I laughed aloud many times as I read Miss Smithers, and I thought some scenes were brilliant; yet I found the book a bit too long, slow, and superficial. The beginning and end dragged slightly, and the middle could have been better organized with stronger character development and greater suspense. Too many of the secondary characters were not fully realized. For example, Alice's father has two sets of friends. Neither set is memorable. And why create two when only one is needed. Also, Frizz and Dirty, the representatives of the Rotten Ryders motorcycle gang are merely silly, and evidence no signs of miscreance, although the gang is "likely" a "criminal organization."

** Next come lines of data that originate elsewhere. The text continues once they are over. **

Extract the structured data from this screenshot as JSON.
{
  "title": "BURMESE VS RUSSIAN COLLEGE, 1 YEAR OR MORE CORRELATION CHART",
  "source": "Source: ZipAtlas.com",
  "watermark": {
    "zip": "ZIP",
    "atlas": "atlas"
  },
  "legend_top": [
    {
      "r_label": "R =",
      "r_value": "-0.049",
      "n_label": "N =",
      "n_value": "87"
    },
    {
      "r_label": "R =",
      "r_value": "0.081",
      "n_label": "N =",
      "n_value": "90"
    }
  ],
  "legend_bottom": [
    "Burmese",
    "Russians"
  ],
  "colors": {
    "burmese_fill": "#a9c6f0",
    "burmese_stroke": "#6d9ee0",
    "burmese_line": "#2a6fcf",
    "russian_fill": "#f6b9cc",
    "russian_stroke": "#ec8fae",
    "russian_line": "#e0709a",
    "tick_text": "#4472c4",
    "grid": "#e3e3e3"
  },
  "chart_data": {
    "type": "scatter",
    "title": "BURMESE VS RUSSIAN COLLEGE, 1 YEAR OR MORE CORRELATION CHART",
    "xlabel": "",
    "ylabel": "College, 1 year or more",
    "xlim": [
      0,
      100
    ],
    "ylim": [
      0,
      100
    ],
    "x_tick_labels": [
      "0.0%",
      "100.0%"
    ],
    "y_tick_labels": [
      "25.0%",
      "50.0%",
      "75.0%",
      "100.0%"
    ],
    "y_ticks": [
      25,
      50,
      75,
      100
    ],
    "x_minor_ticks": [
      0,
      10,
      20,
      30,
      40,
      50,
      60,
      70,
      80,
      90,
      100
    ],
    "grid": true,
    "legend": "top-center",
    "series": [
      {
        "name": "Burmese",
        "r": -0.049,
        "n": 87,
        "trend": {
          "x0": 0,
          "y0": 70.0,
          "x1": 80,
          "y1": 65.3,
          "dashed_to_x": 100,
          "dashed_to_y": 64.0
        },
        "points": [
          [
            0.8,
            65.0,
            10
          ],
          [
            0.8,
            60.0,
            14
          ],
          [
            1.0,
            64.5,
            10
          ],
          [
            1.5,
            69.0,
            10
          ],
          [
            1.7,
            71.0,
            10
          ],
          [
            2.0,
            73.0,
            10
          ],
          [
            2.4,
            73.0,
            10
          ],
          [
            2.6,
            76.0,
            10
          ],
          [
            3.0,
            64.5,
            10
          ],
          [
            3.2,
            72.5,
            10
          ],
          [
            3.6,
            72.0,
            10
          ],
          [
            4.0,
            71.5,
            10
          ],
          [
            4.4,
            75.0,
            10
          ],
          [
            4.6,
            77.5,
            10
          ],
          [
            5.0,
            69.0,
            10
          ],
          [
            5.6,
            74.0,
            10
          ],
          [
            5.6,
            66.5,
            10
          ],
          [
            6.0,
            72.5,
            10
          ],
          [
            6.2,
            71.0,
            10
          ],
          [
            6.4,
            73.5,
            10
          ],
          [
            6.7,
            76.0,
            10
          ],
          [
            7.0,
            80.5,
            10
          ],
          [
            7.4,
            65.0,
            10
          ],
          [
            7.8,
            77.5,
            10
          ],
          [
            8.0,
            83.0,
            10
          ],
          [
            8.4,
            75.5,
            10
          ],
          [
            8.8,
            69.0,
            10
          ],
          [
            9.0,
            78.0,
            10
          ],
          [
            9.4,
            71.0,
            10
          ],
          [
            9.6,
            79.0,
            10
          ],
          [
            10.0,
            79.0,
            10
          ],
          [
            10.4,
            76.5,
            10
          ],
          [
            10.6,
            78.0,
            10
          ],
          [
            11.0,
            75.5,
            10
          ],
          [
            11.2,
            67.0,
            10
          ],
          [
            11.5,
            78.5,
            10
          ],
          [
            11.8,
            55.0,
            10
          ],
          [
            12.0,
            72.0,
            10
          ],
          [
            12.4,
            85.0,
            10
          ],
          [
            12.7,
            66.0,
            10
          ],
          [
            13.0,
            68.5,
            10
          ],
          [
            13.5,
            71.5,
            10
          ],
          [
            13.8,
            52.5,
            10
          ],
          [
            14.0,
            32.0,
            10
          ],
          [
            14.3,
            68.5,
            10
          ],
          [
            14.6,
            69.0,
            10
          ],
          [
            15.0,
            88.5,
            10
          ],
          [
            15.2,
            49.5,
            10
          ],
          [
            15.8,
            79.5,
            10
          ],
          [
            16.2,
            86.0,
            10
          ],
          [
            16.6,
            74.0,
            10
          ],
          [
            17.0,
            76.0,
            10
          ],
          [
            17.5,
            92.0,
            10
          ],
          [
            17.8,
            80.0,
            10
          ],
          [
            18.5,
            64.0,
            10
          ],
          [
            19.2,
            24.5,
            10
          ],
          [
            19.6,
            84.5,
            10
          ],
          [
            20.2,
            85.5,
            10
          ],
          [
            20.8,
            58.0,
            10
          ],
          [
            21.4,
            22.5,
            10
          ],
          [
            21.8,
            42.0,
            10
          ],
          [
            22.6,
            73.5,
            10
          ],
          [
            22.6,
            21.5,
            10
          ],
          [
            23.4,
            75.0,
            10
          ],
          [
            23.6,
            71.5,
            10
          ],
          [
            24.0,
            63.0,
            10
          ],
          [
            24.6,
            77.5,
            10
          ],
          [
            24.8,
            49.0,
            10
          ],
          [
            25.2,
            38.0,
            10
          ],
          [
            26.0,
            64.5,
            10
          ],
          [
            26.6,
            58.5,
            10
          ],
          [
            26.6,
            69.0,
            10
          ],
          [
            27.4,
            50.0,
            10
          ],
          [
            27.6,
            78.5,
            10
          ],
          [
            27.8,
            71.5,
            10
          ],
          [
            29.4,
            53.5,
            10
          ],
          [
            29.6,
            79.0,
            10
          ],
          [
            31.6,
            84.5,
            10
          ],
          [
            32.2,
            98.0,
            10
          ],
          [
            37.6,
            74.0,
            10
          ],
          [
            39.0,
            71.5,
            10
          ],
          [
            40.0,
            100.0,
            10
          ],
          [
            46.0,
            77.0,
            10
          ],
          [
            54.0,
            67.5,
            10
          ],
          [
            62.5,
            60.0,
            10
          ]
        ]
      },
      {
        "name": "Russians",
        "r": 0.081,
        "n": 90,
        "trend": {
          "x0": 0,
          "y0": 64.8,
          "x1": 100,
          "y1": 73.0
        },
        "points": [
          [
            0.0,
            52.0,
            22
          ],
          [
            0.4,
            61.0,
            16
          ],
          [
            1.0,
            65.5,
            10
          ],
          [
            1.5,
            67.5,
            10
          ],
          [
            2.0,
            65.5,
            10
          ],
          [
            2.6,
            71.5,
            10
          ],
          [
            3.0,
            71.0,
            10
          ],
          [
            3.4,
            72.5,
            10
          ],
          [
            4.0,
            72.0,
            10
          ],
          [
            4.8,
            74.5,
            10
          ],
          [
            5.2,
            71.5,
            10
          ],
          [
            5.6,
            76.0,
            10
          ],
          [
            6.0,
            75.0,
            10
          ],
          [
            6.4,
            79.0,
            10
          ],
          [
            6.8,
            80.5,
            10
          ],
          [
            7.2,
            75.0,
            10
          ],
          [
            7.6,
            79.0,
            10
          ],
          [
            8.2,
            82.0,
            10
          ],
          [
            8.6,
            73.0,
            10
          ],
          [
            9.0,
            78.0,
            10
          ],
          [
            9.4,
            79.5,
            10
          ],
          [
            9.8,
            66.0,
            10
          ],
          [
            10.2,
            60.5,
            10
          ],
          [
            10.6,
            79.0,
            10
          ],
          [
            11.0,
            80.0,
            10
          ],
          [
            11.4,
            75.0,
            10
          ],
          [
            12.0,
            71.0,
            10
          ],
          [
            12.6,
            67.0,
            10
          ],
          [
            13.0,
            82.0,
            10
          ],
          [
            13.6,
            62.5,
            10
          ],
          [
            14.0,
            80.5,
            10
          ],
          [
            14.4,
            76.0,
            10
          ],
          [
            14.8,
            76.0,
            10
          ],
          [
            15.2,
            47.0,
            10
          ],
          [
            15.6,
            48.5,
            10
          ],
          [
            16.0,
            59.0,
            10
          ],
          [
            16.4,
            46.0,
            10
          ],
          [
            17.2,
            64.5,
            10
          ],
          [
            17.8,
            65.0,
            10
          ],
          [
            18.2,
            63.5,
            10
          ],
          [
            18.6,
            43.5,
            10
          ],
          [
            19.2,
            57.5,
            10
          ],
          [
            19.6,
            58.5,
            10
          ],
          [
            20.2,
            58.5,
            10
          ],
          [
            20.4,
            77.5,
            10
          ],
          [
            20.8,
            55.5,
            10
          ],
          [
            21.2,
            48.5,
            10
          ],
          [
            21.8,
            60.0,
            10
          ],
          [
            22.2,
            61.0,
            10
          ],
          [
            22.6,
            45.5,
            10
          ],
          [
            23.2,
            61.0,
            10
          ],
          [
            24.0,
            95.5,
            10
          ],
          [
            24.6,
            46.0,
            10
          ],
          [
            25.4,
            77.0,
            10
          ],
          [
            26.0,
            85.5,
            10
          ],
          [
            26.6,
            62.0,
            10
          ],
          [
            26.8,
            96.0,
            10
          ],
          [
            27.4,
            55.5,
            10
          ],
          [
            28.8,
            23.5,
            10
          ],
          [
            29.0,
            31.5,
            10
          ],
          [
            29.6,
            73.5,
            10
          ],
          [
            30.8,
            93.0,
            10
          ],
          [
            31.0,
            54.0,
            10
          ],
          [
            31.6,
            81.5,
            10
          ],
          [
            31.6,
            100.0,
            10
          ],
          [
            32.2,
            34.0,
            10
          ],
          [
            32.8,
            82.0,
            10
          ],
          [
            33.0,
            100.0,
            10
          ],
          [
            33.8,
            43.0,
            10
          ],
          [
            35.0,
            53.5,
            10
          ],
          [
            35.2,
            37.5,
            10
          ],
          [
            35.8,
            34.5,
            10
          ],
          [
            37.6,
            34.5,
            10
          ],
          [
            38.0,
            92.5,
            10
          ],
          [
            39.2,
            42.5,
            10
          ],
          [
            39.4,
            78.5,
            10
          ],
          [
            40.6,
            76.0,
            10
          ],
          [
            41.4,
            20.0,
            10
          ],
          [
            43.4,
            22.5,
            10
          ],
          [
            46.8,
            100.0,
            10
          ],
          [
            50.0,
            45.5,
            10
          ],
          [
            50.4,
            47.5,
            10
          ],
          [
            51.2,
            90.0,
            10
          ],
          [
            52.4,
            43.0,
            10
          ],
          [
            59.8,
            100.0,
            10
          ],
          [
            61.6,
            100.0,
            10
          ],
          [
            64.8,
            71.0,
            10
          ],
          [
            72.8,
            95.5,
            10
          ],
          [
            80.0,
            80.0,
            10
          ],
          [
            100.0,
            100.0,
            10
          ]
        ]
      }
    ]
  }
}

Main characters like Alice's parents and Alice herself are also somewhat shallow. The mother's change of heart about the competition is unconvincing, and Alice comes across as unfeeling. She is too self-involved to be grateful to the clear-sighted Mr. Polaski for saving her from a sexual predator, or to sympathize with the vulnerable, rejected Goose and George. When Alice herself becomes "depressed," the reason for her depression is unimportant, and the symptoms are ridiculous: "He found me lying on my back in my flannel pajamas, a toque and sunglasses, and staring at my oversize fuzzy slippers."
But then, although genuine highs and lows of emotion would have made the book more satisfying, Miss Smithers does not succumb to a terminal case of cuteness. The writing, when Alice gets beaten up and yet manages to help Karen escape from a potentially lethal situation, is gritty, and the scene in which Alice tries a "meat restaurant" is sardonic. Susan Juby is very gifted humourist. Alice, I Think was "a hit in the U.S. and Australia," according to the jacket-back blurb of the sequel, and Miss Smithers is likely to sell well too. Still, it's hard not to think that Juby and her editor were suffering from a mild case of over-confidence with Miss Smithers.